IEA Says Diversification of Solar Panel Supply Chain Will Promote Net Zero Emissions
The IEA in a recent report also showed that China has overtaken Europe, Japan and the United States on investment and innovation in global manufacturing capacity for solar panels.
The agency also said that although Chinese industrial and innovation policies focused on expanding solar panel production, and whereas markets have helped solar PV become the most affordable electricity generation technology in many parts of the world; it has also led to imbalances in solar PV supply chains.
According to the report, China’s share in all the key manufacturing stages of solar panels has gone above 80%.
The IEA executive director, Fatih Birol, said that “China has been instrumental in bringing down costs worldwide for solar PV, with multiple benefits for clean energy transitions.

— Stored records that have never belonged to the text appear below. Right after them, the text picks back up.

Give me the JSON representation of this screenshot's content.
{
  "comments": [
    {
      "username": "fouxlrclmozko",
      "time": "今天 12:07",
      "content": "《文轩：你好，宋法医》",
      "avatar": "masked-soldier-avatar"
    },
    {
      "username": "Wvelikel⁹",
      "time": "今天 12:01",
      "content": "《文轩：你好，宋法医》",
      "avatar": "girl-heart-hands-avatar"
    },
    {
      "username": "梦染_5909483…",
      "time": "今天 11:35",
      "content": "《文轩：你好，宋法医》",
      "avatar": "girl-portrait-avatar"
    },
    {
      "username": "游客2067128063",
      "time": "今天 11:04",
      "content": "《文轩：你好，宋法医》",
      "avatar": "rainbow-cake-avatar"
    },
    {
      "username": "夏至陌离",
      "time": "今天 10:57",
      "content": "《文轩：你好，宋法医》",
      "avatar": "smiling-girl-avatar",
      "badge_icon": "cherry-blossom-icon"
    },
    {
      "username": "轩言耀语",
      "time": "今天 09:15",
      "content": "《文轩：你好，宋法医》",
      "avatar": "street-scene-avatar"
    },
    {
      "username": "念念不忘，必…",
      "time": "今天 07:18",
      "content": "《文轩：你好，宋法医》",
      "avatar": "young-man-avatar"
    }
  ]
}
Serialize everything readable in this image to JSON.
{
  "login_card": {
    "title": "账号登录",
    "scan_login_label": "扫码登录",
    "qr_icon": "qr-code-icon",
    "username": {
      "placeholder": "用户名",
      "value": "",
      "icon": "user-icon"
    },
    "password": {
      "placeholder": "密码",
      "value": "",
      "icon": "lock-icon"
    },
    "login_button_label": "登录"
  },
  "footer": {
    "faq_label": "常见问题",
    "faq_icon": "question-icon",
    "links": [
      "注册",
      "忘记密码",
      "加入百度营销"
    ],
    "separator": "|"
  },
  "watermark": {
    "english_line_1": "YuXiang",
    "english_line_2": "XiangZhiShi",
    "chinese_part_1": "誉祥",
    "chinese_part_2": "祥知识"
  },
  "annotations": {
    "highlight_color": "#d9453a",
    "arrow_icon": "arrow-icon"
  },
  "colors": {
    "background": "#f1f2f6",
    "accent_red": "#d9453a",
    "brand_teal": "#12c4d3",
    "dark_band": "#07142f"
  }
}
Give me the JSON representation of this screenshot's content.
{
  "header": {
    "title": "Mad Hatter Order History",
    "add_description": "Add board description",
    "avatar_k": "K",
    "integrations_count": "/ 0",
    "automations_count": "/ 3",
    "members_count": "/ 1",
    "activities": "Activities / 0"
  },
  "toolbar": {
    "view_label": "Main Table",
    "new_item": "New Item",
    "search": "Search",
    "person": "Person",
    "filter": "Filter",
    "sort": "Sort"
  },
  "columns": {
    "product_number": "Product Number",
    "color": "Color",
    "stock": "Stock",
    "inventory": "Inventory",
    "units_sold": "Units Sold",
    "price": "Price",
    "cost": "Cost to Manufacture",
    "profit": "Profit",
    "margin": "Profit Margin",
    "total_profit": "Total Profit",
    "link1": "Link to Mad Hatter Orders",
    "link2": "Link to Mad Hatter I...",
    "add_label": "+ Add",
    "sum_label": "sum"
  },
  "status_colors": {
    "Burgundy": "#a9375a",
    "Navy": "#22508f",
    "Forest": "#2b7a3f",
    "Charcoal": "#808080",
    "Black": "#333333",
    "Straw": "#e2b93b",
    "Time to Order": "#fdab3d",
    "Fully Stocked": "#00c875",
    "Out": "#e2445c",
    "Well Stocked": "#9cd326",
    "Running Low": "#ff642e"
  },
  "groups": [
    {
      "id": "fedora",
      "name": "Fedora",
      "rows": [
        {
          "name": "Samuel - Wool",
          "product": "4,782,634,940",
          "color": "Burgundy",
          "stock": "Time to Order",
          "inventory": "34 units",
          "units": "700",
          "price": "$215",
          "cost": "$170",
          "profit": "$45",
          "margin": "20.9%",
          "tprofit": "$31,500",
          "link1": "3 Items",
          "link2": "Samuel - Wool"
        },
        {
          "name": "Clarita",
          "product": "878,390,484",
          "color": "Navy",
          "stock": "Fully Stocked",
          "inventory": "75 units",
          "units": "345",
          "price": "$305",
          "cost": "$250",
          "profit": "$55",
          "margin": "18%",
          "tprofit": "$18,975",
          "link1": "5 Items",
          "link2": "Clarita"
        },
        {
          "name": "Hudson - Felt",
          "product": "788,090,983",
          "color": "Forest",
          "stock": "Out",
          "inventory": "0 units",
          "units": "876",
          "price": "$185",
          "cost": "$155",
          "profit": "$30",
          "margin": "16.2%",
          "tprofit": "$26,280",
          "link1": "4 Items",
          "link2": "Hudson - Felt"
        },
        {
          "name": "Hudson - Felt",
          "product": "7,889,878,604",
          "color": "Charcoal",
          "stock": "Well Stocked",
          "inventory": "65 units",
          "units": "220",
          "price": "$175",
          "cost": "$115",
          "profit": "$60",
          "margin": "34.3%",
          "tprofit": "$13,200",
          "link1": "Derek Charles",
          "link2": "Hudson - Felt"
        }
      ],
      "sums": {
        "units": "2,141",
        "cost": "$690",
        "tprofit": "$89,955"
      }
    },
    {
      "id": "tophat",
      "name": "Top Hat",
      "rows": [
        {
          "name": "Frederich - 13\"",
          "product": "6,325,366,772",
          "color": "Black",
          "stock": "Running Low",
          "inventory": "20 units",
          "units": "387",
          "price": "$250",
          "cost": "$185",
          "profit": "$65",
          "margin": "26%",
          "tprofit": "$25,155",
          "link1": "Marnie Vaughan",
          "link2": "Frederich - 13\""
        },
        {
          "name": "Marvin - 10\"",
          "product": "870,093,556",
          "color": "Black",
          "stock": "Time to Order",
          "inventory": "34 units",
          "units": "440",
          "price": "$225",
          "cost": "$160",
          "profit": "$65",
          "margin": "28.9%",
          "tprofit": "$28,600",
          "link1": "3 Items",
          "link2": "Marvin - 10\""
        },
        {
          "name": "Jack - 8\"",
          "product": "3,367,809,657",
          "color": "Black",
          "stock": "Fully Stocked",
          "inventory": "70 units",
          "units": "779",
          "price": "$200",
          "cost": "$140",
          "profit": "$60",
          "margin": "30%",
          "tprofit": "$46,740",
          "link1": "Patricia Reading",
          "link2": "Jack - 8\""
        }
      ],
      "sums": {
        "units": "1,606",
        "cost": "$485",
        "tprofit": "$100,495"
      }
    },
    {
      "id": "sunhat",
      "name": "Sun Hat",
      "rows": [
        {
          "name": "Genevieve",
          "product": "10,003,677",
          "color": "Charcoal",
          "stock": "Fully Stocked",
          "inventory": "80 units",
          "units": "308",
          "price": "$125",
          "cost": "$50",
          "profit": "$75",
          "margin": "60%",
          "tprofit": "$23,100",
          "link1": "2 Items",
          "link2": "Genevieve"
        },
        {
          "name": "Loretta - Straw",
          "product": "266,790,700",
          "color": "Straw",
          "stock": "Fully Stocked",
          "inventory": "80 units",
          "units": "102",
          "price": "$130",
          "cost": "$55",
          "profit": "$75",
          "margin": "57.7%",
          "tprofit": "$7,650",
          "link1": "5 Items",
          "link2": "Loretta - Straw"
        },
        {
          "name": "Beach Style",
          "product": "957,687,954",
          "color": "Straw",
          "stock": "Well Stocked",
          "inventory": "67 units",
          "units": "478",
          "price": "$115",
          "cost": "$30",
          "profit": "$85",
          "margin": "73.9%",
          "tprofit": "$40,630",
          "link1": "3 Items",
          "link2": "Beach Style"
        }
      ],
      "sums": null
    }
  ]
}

“At the same time, the level of geographical concentration in global supply chains also poses potential challenges that governments need to address. Accelerating clean energy transitions around the world will put further strain on these supply chains to meet growing demand, but this also offers opportunities for other countries and regions to help diversify production and make it more resilient.”
The agency in the report noted that annual additions of solar PV capacity to electricity systems around the world need to be more than quadruple by 2030 in order to be on track with its plan of reaching net zero emissions by 2050.
It stated that “As countries accelerate their efforts to reduce emissions, they need to ensure that their transition towards a sustainable energy system is built on secure foundations,” Dr Birol said.
“Solar PV’s global supply chains will need to be scaled up in a way that ensures they are resilient, affordable and sustainable.”
According to the report, new solar PV manufacturing facilities along the global supply chain will attract $120 billion of investment by 2030, adding that the solar PV sector has the potential to double the number of PV manufacturing jobs to 1 million by 2030 with the most job-intensive areas in the manufacturing of modules and cells.